A la vérité, l’abbé de Saint-Pierre n’était ni l’un ni l’autre : c’était un digne homme qui avait lu certainement Le Nouveau Cynée, d’Eméric de la Croix et qui, dans la sincérité de son âme, croyait à l’amélioration possible de l’espèce humaine. Saint Simon disait de lui : « Il avait de l’esprit, des lettres et des chimères. » Il avait surtout une chimère, cella de faire régner la paix dans le monde. Au lendemain des grandes guerres de Louis XIV, l’abbé, ayant accompagné le cardinal de Polignac au Congrès d’Utrecht, conçut là l’idée de son Projet de Paix perpétuelle. L’année suivante, il publiait son œuvre tendant à la création d’un Sénat ou tribunal arbitral européen qui réglerait toutes les difficultés entre les peuples sans effusion de sang.
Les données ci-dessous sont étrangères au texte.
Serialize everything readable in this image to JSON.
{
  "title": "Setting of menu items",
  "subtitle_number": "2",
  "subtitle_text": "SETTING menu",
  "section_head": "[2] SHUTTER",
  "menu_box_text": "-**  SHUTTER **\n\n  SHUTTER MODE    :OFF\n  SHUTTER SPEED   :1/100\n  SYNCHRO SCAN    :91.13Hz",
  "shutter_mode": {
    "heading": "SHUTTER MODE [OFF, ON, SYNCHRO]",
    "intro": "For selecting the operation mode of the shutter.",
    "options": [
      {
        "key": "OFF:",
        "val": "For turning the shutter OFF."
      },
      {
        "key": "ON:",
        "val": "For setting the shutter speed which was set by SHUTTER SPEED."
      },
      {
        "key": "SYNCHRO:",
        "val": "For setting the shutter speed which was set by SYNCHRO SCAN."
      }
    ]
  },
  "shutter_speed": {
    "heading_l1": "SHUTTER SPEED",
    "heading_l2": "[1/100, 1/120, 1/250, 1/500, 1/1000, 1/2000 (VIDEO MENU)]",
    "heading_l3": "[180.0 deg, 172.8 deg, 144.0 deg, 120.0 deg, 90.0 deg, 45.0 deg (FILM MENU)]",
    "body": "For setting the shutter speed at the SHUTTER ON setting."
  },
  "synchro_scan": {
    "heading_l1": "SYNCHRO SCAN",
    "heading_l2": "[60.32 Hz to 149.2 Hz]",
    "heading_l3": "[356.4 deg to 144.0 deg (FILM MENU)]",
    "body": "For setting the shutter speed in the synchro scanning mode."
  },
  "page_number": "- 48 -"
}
Cela fait, il s’en fut trouver les ministres avec l’espoir de leur faire adopter ses projets. Le pauvre pacifiste fut assez mal accueilli : « Vous avez oublié un article essentiel, lui dit le cardinal Fleury, alors Premier Ministre, celui d’envoyer des missionnaires pour toucher le cœur des princes et leur persuader d’entrer dans vos vues ». Le cardinal Dubois ne le prit pas plus au sérieux. Il se contenta de dire de son ouvrage : « Ce sont les rêves d’un homme de bien ».

Cependant, le bon abbé ne se décourageait pas. Il avait conscience d’avoir fait une grande œuvre, et il le proclamait avec un naïf orgueil : « Jamais, écrivait-il, projet plus beau ni plus utile n’occupa l’esprit humain, jamais auteur ne mérita mieux l’attention du public ».
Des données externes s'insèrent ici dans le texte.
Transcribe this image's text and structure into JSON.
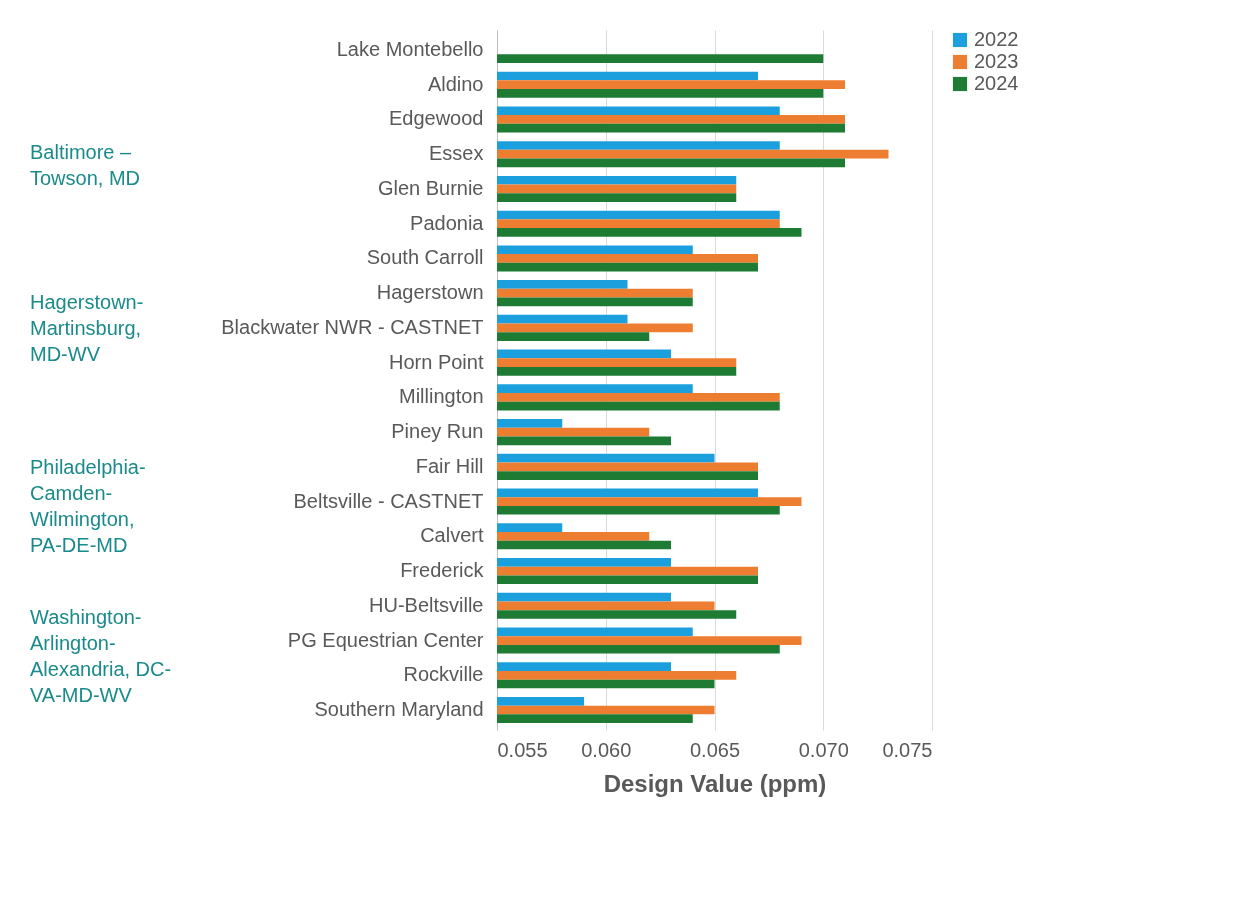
{
  "chart_data": {
    "type": "bar",
    "orientation": "horizontal",
    "xlabel": "Design Value (ppm)",
    "categories": [
      "Lake Montebello",
      "Aldino",
      "Edgewood",
      "Essex",
      "Glen Burnie",
      "Padonia",
      "South Carroll",
      "Hagerstown",
      "Blackwater NWR - CASTNET",
      "Horn Point",
      "Millington",
      "Piney Run",
      "Fair Hill",
      "Beltsville - CASTNET",
      "Calvert",
      "Frederick",
      "HU-Beltsville",
      "PG Equestrian Center",
      "Rockville",
      "Southern Maryland"
    ],
    "series": [
      {
        "name": "2022",
        "color": "#1ca0dd",
        "values": [
          null,
          0.067,
          0.068,
          0.068,
          0.066,
          0.068,
          0.064,
          0.061,
          0.061,
          0.063,
          0.064,
          0.058,
          0.065,
          0.067,
          0.058,
          0.063,
          0.063,
          0.064,
          0.063,
          0.059
        ]
      },
      {
        "name": "2023",
        "color": "#ed7d31",
        "values": [
          null,
          0.071,
          0.071,
          0.073,
          0.066,
          0.068,
          0.067,
          0.064,
          0.064,
          0.066,
          0.068,
          0.062,
          0.067,
          0.069,
          0.062,
          0.067,
          0.065,
          0.069,
          0.066,
          0.065
        ]
      },
      {
        "name": "2024",
        "color": "#1e7b34",
        "values": [
          0.07,
          0.07,
          0.071,
          0.071,
          0.066,
          0.069,
          0.067,
          0.064,
          0.062,
          0.066,
          0.068,
          0.063,
          0.067,
          0.068,
          0.063,
          0.067,
          0.066,
          0.068,
          0.065,
          0.064
        ]
      }
    ],
    "xlim": [
      0.055,
      0.075
    ],
    "xticks": [
      0.055,
      {
        "value": 0.06,
        "label": "0.060"
      },
      0.065,
      {
        "value": 0.07,
        "label": "0.070"
      },
      0.075
    ],
    "grid": "x",
    "legend": "right",
    "annotations": [
      "Baltimore –\nTowson, MD",
      "Hagerstown-\nMartinsburg,\nMD-WV",
      "Philadelphia-\nCamden-\nWilmington,\nPA-DE-MD",
      "Washington-\nArlington-\nAlexandria, DC-\nVA-MD-WV"
    ]
  }
}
Charles-Irénée Castel de Saint-Pierre

Charles-Irénée Castel de Saint-Pierre

Mais le public se moquait bien de ces « billevesées ». La paix perpétuelle et universelle, quelle utopie !... Les généreux projets de l’abbé de Saint-Pierre n’excitèrent que des moqueries. Alors, le doux pacifiste se consola en cultivant son idée fixe pour sa joie intime et personnelle. « Je vais voir du moins en pensée, écrit-il, les hommes s’unir et s’aimer ; je vais songer à une douce et paisible société de frères vivants dans une concorde éternelle ; et, réalisant en moi-même un tableau si touchant, l’image d’une félicité qui n’est point m’en fera goûter quelques instants une véritable... » Plus de deux siècles passèrent alors, et il fallut des tueries pour qu’on la prît enfin au sérieux la chimère du bon abbé.

Depuis le début du XIXe siècle
L’idée pacifiste, cependant, poursuivait son chemin. A la fin du XVIIIe siècle, Kant proposait à son tour la substitution de l’arbitrage à la guerre pour le règlement des conflits internationaux. Mais tout cela s’exprimait uniquement en développements philosophiques. Aucune tentative n’était faite peur donner corps à la chimère. Les hommes de la Révolution. pourtant, essayèrent d’en faire une réalité. Le 15 mai 1790, l’Assemblée Constituante déclare que « la nation française, contente d’être libre, ne veut s’engager dans aucune guerre et veut vivre avec toutes les nations dans cette fraternité qu’a commandée la Nature ».

Après l’Empire reparaissent les théoriciens de la paix perpétuelle, Fourier, Saint-Simon, annonçant à l’envi l’ « avènement de l’harmonie pacifique de l’humanité ». Dès 1843, les Congrès internationaux de la Paix se succèdent. En 1863, Napoléon III invite les souverains à se réunir pour fonder le tribunal de la Paix... On sait comment l’Allemagne répondit à sa généreuse initiative, en déclenchant successivement les guerres contre le Danemark, contre l’Autriche, contre la France.

Les Congrès, cependant, se multiplient : le Palais de la Paix s’élève à La Haye. Les philosophes, les poètes célèbrent l’idée pacifiste. Lamartine écrit La Marseillaise de la Paix :

Et pourquoi nous haïr et mettre entre les races
Ces bornes ou ces eaux qu’abhorre l’œil de Dieu ?...

« La guerre, proclame Proudhon, est arrivée à la fin de son œuvre... » Et Victor Hugo, au lendemain de l’Année terrible, prophétise : « Nous aurons la République européenne, nous aurons ces grands Etats-Unis d’Europe qui couronneront le vieux monde ».